A trip through an airport may be the most tangible reminder of the terrorism's impact on Americans. Anyone who flies commercial airlines knows what it's like to have to take off their shoes and walk through body-imaging machines. The government says these security measures are necessary because terrorists continue to target airplanes and develop new methods and weapons to evade U.S. security.
There are less visible aspects of anti-terrorism, too, such as secret surveillance at home and military operations abroad.
The al-Qaida of Sept. 11, 2001, has been greatly degraded. But new, like-minded groups are becoming growing threats. And people who live in the U.S. are not immune to their messages. Dozens of Americans, inspired by al-Qaida's ideology, are known to have plotted to kill innocent people inside the U.S. and abroad. There is a fine line between expressing one's opinion, however hateful, and being motivated to commit violence. The government is constantly trying to identify the latter.
To catch terrorists before they strike, the Obama administration wants to renew a program to monitor terrorism suspects' international communications. That means at times snooping on the communications of law-abiding Americans. It's not known how often.
The government has also expanded the use of unmanned drone strikes in Pakistan and Yemen. These not only hit the intended targets, but have killed innocent civilians nearby.
And the government has no shortage of secret lists, many including Americans.
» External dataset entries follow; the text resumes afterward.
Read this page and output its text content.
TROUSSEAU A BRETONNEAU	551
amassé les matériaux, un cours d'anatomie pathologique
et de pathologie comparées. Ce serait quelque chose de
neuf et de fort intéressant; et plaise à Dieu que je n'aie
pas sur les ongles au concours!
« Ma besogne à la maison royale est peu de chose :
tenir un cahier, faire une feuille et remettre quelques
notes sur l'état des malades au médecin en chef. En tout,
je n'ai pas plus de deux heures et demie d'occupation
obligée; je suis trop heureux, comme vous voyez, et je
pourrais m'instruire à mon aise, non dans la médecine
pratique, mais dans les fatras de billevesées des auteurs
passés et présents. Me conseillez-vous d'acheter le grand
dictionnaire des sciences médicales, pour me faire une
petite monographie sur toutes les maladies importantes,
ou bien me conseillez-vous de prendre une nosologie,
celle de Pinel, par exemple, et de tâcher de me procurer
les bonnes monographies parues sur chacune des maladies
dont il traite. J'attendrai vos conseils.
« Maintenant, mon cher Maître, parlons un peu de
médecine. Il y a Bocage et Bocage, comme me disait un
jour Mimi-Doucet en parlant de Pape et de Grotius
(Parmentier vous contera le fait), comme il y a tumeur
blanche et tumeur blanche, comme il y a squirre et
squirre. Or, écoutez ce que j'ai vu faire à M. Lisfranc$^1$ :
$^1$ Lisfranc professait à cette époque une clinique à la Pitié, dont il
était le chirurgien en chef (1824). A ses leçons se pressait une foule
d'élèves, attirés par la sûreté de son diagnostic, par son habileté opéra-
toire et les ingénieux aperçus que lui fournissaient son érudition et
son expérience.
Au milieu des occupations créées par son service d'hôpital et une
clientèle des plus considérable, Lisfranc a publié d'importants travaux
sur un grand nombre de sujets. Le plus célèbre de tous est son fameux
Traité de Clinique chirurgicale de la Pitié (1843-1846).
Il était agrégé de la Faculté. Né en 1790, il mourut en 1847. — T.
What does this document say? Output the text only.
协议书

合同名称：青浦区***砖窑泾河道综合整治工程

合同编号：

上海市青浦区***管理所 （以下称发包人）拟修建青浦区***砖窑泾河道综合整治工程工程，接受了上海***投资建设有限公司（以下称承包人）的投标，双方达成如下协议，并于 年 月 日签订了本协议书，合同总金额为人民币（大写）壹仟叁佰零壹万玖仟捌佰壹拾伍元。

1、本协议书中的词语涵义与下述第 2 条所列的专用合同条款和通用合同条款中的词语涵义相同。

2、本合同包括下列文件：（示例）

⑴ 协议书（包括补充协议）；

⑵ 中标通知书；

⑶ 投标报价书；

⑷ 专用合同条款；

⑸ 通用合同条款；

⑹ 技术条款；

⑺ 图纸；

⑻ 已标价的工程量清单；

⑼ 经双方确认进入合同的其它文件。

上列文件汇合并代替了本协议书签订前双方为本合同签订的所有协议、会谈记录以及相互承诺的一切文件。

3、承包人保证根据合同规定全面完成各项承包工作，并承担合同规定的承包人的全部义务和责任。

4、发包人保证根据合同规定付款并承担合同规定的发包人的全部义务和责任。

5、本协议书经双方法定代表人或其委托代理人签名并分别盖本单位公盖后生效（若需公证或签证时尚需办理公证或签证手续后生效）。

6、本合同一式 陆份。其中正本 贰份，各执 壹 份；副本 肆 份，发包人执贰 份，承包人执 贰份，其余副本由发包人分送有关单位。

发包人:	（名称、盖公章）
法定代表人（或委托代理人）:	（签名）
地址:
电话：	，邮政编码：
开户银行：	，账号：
One list includes suspected American terrorists whom the U.S. has authorized itself to kill or capture. The justifications for that authorization are as secret as the names on the list. The government also has suspected terrorists on a no-fly list. This list ballooned under Obama and continues to grow. Though the list includes about 500 Americans, there is no official process to determine whether you are on it and whether it's for legitimate reasons.